Zugleich sei beim Schwimmbad auch an anderen Stellen nachjustiert worden, um den Energiebedarf zu minimieren. Der jüngste Einbau neuer Ventilatoren bei der Lüftungsanlage trage dazu ebenso bei wie die modernisierten Umwälzpumpen, die vor zwei Jahren in Betrieb genommen wurden. „Bei der Beleuchtung setzen wir bereits in weiten Teilen auf LED und prüfen derzeit, wie wir auch in den Duschen und den Nebenräumen auf diese sparsame Technik umstellen können“, erklärt Berberig.
Bei der Nutzung der Sonnenenergie steht das Ketscher Bad hingegen schon seit längerer Zeit nicht mehr so gut da. Lediglich auf dem Dach des Pumpenhauses beim Planschbecken arbeiten noch sogenannte Solarabsorber, die das Wasser thermisch erwärmen. Die größere Anlage auf dem Dach des Hallenbades ist hingegen seit Jahren defekt und war immer mal wieder Thema im Gemeinderat.

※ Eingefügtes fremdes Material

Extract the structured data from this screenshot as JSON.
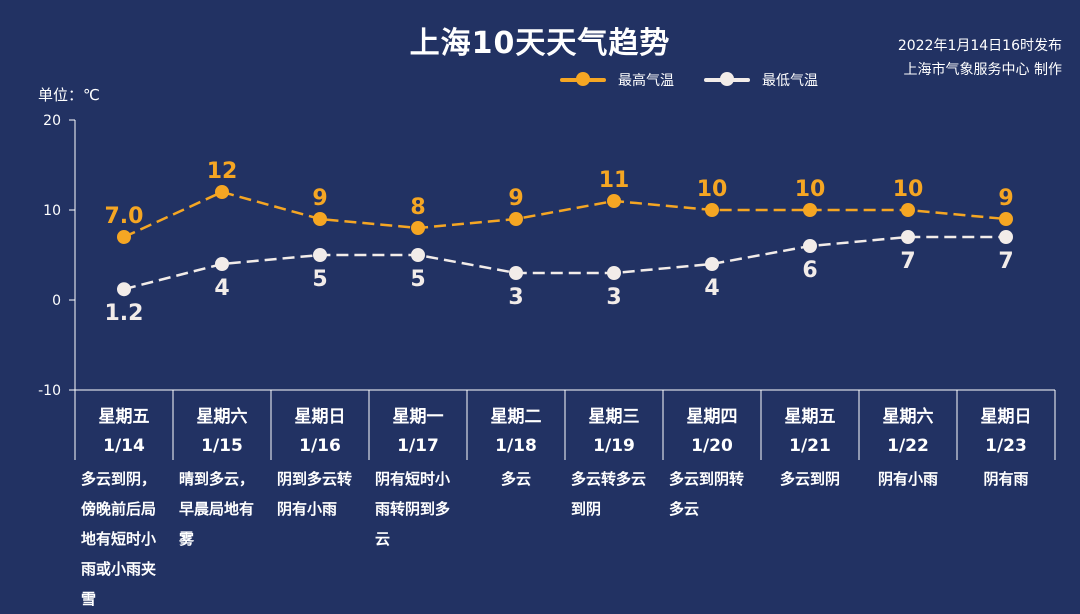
{
  "title": "上海10天天气趋势",
  "publish": {
    "time": "2022年1月14日16时发布",
    "agency": "上海市气象服务中心 制作"
  },
  "unit_label": "单位：℃",
  "legend": [
    {
      "label": "最高气温",
      "color": "#f5a623"
    },
    {
      "label": "最低气温",
      "color": "#f2ece9"
    }
  ],
  "days": [
    {
      "weekday": "星期五",
      "date": "1/14",
      "weather": "多云到阴，傍晚前后局地有短时小雨或小雨夹雪"
    },
    {
      "weekday": "星期六",
      "date": "1/15",
      "weather": "晴到多云，早晨局地有雾"
    },
    {
      "weekday": "星期日",
      "date": "1/16",
      "weather": "阴到多云转阴有小雨"
    },
    {
      "weekday": "星期一",
      "date": "1/17",
      "weather": "阴有短时小雨转阴到多云"
    },
    {
      "weekday": "星期二",
      "date": "1/18",
      "weather": "多云"
    },
    {
      "weekday": "星期三",
      "date": "1/19",
      "weather": "多云转多云到阴"
    },
    {
      "weekday": "星期四",
      "date": "1/20",
      "weather": "多云到阴转多云"
    },
    {
      "weekday": "星期五",
      "date": "1/21",
      "weather": "多云到阴"
    },
    {
      "weekday": "星期六",
      "date": "1/22",
      "weather": "阴有小雨"
    },
    {
      "weekday": "星期日",
      "date": "1/23",
      "weather": "阴有雨"
    }
  ],
  "chart_data": {
    "type": "line",
    "title": "上海10天天气趋势",
    "categories": [
      "1/14",
      "1/15",
      "1/16",
      "1/17",
      "1/18",
      "1/19",
      "1/20",
      "1/21",
      "1/22",
      "1/23"
    ],
    "ylabel": "单位：℃",
    "ylim": [
      -10,
      20
    ],
    "yticks": [
      20,
      10,
      0,
      -10
    ],
    "grid": false,
    "legend_position": "top",
    "series": [
      {
        "name": "最高气温",
        "color": "#f5a623",
        "values": [
          7.0,
          12,
          9,
          8,
          9,
          11,
          10,
          10,
          10,
          9
        ],
        "labels": [
          "7.0",
          "12",
          "9",
          "8",
          "9",
          "11",
          "10",
          "10",
          "10",
          "9"
        ],
        "label_position": "above"
      },
      {
        "name": "最低气温",
        "color": "#f2ece9",
        "values": [
          1.2,
          4,
          5,
          5,
          3,
          3,
          4,
          6,
          7,
          7
        ],
        "labels": [
          "1.2",
          "4",
          "5",
          "5",
          "3",
          "3",
          "4",
          "6",
          "7",
          "7"
        ],
        "label_position": "below"
      }
    ]
  }
}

Potenzial für Photovoltaik auf großen Dachflächen beim Ketscher Schwimmbad
Denkbar wäre hier aufgrund der großen Dachflächen auch eine Photovoltaikanlage, die aus Sonnenenergie Strom erzeugen könnte. Allerdings ist es fraglich, inwieweit dieser vor Ort selbst genutzt werden könnte. „Da müssen wir erst unseren Energiebericht abwarten, denn solche Projekte müssen aufeinander abgestimmt sein“, betont Bauamtsleiter Marc Schneider. „Einfach so Module aufzubauen, macht wenig Sinn, da braucht es ein Gesamtkonzept.“
Dabei müsste die benachbarte Rheinhalle entsprechend mitgedacht werden, denn auch hier bieten die großen Dachflächen grundsätzlich Potenzial. Allerdings ist hier die Nutzung und damit der mögliche Eigenverbrauch noch sporadischer als beim Schwimmbad. Zumindest bei der Heizung bleibt die Halle aber bei der Fernwärme: Ein Rückbau einer solchen - zumindest in der Theorie - klimafreundlicheren Technik ist gesetzlich verboten.
„Wir können also in den nächsten Jahren gut vergleichen, wie sich die beiden Systeme im Schwimmbad und in der Rheinhalle langfristig nebeneinander schlagen – sowohl beim Energieverbrauch als auch bei den Kosten“, so Bauamtsleiter Schneider.